Kth Smallest Element in a BST
Given a binary search tree, write a function kthSmallest to find the kth smallest element in it.
Note:
You may assume k is always valid, 1 ≤ k ≤ BST's total elements.
Follow up:
What if the BST is modified (insert/delete operations) often and you need to find the kth smallest frequently? How would you optimize the kthSmallest routine?
Hint:
Try to utilize the property of a BST.
What if you could modify the BST node's structure?

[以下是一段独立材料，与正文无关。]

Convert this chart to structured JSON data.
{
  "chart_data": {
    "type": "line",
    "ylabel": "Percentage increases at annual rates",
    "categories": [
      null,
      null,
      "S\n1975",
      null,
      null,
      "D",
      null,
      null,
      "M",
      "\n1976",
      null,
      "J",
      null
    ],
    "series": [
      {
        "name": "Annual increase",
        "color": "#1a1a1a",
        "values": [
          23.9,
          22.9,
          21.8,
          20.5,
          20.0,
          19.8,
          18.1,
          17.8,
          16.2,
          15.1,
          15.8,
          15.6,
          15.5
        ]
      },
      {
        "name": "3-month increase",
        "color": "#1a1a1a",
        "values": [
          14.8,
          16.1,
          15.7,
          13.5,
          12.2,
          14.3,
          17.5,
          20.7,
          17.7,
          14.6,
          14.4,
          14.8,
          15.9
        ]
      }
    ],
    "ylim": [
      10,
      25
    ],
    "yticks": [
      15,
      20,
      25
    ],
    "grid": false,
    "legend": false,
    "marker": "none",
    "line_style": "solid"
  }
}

The optimal runtime complexity is O(height of BST).
1.解题思路
本题需要找的是第k小的节点值,而二叉搜索树的中序遍历正好是数值从小到大排序的,那么这题就和中序遍历一个情况。
public class Solution {
Stack<TreeNode> s=new Stack<TreeNode>();
public int kthSmallest(TreeNode root, int k) {
if(root==null) return 0;
pushLeft(root);
while(!s.empty()){
TreeNode node=s.pop();
if(--k==0) return node.val;
if(node.right!=null)
pushLeft(node.right);
}
return 0;
}
private void pushLeft(TreeNode root){
TreeNode node=root;
while(node!=null){
s.push(node);
node=node.left;
}
}
}
3.Follow up
如果树会经常被更改,为了效率,我们可以对树的构造稍作变更,添加一个属性,来标明该节点拥有的左子树的节点数,而这个Number就是比当前值小的节点个数,这样我们结合二分法,就很容易找到第k个小的节点值。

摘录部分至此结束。